First, we need to understand that observation skills are not only related to the arts and are a key quality in many fields spread over varied genre. Another important aspect is that learning to observe and see something is a skill that is sometimes inborn or is a skill that can certainly be acquired. 

As young adults we are always asked to focus on our project, our goal or our respective jobs. Are we actually taught how to do this? In school, when we are concentrating on something (even if it is not class material that draws our interest) we are immediately asked to pay attention and listen to something that inspires us less. Here we lose our trend of creative thought and in turn lose our focus on what truly interests us.

How do we hone these keen skills as a child and keep them fresh to our adolescent years which then will spill over to flourishing adulthood?
Exposure. On a creative and artistic level. On a scientific level, literature, drama, music, whatever you can think of actually. The biggest challenge I see most parents facing is figuring out what interests them, and more so something both you and your child can do, and both have fun.

Yes, it’s truly that simple. What are we exposing our children to? Does it interest them?

If yes, how are we engaging them post their experience? Do you talk about it? Read more about it..? What do you as a caregiver do to keep their interests in it?

If no, that’s fine. Try and ask more questions on why they are not so keen.
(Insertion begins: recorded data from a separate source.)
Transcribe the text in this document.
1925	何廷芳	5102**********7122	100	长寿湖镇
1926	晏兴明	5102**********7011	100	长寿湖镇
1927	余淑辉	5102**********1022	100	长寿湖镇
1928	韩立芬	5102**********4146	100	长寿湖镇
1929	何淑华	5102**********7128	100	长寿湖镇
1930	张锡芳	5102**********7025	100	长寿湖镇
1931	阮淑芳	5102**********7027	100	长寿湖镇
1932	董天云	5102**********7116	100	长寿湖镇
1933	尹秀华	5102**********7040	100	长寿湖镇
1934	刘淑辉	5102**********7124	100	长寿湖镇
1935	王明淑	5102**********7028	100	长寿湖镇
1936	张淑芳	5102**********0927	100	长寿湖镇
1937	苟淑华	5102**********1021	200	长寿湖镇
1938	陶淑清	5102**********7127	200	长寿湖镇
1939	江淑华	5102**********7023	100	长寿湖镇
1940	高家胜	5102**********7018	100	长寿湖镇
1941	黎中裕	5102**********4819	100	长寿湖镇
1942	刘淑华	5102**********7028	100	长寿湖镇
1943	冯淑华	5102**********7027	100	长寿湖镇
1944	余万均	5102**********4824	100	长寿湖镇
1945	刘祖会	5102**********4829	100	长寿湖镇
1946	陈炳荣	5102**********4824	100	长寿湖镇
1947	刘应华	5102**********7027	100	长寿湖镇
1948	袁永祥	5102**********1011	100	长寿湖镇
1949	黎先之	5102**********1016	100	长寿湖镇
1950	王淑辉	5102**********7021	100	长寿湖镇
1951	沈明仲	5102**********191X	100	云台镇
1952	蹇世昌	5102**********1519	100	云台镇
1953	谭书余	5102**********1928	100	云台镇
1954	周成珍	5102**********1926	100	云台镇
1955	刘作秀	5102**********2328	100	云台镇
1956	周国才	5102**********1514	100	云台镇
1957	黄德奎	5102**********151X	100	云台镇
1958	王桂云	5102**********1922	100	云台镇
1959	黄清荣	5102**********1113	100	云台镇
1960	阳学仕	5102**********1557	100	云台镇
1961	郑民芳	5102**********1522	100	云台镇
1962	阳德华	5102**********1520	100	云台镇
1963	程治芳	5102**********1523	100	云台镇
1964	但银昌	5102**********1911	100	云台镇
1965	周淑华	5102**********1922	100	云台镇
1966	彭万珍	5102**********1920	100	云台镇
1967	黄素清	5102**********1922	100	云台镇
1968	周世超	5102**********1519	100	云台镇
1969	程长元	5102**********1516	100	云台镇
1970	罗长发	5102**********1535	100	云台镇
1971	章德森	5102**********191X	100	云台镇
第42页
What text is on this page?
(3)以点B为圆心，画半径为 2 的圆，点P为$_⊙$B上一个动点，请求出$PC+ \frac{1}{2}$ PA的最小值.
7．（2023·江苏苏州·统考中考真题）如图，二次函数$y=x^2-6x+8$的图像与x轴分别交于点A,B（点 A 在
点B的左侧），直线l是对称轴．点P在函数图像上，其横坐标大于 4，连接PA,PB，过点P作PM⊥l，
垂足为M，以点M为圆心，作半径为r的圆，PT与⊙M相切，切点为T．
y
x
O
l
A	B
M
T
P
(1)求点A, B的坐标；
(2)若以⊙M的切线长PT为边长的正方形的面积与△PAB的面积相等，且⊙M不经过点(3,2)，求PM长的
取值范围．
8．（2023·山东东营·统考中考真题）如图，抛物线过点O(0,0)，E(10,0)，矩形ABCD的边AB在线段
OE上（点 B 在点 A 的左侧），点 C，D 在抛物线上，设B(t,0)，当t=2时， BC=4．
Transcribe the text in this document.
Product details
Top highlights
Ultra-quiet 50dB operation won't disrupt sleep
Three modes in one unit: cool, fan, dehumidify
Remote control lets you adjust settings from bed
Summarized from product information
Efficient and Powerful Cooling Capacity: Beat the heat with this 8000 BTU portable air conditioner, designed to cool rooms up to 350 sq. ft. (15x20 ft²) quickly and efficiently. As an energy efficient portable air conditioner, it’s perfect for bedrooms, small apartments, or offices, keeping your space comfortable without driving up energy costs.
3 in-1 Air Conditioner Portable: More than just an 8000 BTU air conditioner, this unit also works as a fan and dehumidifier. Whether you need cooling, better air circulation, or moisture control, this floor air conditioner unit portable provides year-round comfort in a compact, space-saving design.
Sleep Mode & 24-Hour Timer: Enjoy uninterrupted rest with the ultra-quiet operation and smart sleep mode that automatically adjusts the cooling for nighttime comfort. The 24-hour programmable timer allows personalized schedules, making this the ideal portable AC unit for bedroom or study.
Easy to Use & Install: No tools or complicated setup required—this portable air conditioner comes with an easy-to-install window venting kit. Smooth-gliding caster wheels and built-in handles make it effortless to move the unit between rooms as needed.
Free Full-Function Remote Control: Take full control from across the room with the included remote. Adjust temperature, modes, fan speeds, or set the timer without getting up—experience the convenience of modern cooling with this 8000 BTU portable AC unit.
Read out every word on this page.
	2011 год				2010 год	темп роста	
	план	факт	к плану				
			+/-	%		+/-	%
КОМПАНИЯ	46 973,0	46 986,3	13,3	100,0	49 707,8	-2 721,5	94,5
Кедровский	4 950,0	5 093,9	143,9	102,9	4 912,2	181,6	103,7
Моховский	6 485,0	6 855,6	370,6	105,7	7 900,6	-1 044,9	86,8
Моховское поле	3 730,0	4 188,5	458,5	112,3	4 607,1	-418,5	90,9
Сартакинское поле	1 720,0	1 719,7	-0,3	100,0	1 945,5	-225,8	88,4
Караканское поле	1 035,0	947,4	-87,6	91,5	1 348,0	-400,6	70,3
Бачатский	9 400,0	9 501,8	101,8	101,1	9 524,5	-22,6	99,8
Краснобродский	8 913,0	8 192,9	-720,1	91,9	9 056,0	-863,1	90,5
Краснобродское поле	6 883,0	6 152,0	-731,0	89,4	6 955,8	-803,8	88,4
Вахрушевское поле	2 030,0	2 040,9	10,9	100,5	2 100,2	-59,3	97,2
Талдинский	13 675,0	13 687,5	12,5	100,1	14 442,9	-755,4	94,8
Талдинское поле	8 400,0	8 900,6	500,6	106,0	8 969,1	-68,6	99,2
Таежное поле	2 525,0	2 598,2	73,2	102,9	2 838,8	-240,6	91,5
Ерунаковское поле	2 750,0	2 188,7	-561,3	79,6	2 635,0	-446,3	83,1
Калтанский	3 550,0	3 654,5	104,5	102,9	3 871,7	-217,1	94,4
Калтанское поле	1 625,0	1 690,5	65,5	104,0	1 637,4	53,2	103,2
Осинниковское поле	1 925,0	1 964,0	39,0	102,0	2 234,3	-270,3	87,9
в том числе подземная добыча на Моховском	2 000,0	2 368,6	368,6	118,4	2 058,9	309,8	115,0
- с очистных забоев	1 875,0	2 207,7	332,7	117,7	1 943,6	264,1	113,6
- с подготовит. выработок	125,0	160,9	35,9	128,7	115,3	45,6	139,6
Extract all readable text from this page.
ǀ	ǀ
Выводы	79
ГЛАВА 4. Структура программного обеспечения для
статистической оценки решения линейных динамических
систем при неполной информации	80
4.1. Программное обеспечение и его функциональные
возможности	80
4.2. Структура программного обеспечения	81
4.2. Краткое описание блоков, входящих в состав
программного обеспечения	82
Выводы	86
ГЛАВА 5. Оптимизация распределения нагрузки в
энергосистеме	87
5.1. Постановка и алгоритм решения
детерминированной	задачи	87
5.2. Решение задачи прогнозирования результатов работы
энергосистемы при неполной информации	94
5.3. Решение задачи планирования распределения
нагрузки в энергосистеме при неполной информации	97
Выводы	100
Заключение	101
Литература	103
This is the best way to strike a colorful discussion and healthy debate, that will encourage them to express their views and finally both of you will have a better understanding of each other and your child will most certainly have a better understanding of themselves.
The suggestions I can give are of course art and creativity based. 
Being exposed to visual arts in varied environments some examples of what schools and caregivers can bring to the table:
  • Bringing artists to schools
  • Visiting art galleries and museums
  • Visiting artists and designers studios in your hometown or when you travel
  • Going to an art exhibition
  • Participating in creating their own decorative props for plays that they put up in school and with the help of their school facilitators or bringing in film set designers. 

Why is this so important you ask? 
We live in a world that is constantly shrinking, cultures mixing, technology where we are always connected and inherently coming together but at the same time wanting to stand out and be different.
In this chaos, we can only equip our children to know themselves better as an individual, as we all are special and all have something to offer. 
Let us find a way to broaden their minds and perspectives by:
  • Teaching them about our past and talking about our present together and asking them their views on how they see the future. NOT their future, on a much larger scale, I guarantee you will be pleasantly surprised if you just listen to our younger generation.
  • When we speak to them or their friends let us parents and caregivers please make an effort to not talk in gender stereotypes.
Coming to the crux of anything we are striving to do today, we must for ourselves and our children ‘think global and act local’.